A federal court in California has granted in part and denied in part the motion to dismiss filed by Twinings North America, Inc. to the second amended putative class complaint filed by a woman who alleged that she paid a premium for the company’s green, black, white, and red teas relying on their purportedly misleading label—“a natural source of antioxidants.” Lanovaz v. Twinings N. Am., Inc., No. 12-2646 (U.S. Dist. Ct., N.D. Cal., San Jose Div., order entered May 23, 2013). The company sought to dismiss claims relating to products the plaintiff did not purchase, labeling the plaintiff did not see or advertising upon which the plaintiff did not rely.
According to the court, as long as the “not purchased products” are nearly identical, a plaintiff may bring claims on behalf of others related to those products.
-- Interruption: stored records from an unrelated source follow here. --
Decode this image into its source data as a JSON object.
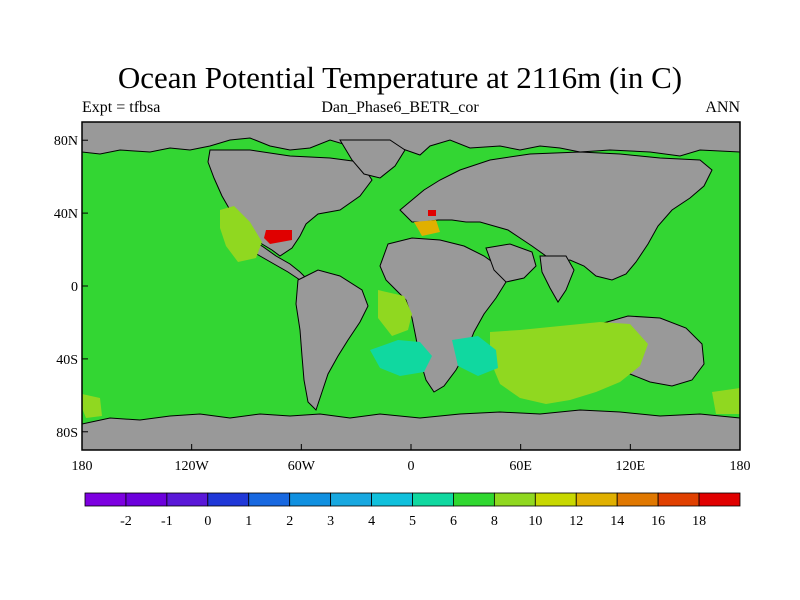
{
  "title": "Ocean Potential Temperature at 2116m (in C)",
  "header": {
    "left": "Expt = tfbsa",
    "center": "Dan_Phase6_BETR_cor",
    "right": "ANN"
  },
  "map": {
    "projection": "cylindrical-equidistant",
    "lon_range": [
      -180,
      180
    ],
    "lat_range": [
      -90,
      90
    ],
    "x_ticks": [
      {
        "value": -180,
        "label": "180"
      },
      {
        "value": -120,
        "label": "120W"
      },
      {
        "value": -60,
        "label": "60W"
      },
      {
        "value": 0,
        "label": "0"
      },
      {
        "value": 60,
        "label": "60E"
      },
      {
        "value": 120,
        "label": "120E"
      },
      {
        "value": 180,
        "label": "180"
      }
    ],
    "y_ticks": [
      {
        "value": 80,
        "label": "80N"
      },
      {
        "value": 40,
        "label": "40N"
      },
      {
        "value": 0,
        "label": "0"
      },
      {
        "value": -40,
        "label": "40S"
      },
      {
        "value": -80,
        "label": "80S"
      }
    ],
    "land_color": "#999999",
    "dominant_ocean_color": "#33d633"
  },
  "colorbar": {
    "labels": [
      "-2",
      "-1",
      "0",
      "1",
      "2",
      "3",
      "4",
      "5",
      "6",
      "8",
      "10",
      "12",
      "14",
      "16",
      "18"
    ],
    "colors": [
      "#7d00e0",
      "#6c00dc",
      "#5a18d8",
      "#2038d8",
      "#1868e0",
      "#1090e0",
      "#18a8e0",
      "#10c0dc",
      "#10d8a0",
      "#30d830",
      "#90d820",
      "#c8d800",
      "#e0b000",
      "#e07800",
      "#e04000",
      "#e00000"
    ]
  }
}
Here, “Because the claims for 51 of the varieties of tea are based upon the exact same label describing the same product, camellia sinensis, the court finds that Lanovaz has standing to sue on behalf of purchasers of these teas and thus denies Twinings’ motion with respect to these products. Red tea, on the other hand, is made from a different plant and is thus a significantly different product. Therefore, the court strikes Lanovaz’s claims related to the two varieties of red tea because they are not sufficiently identical.”
Acknowledging that references to Web site statements in the complaint could be clearer, the court found most of them sufficiently pleaded, although it agreed to strike a few of them.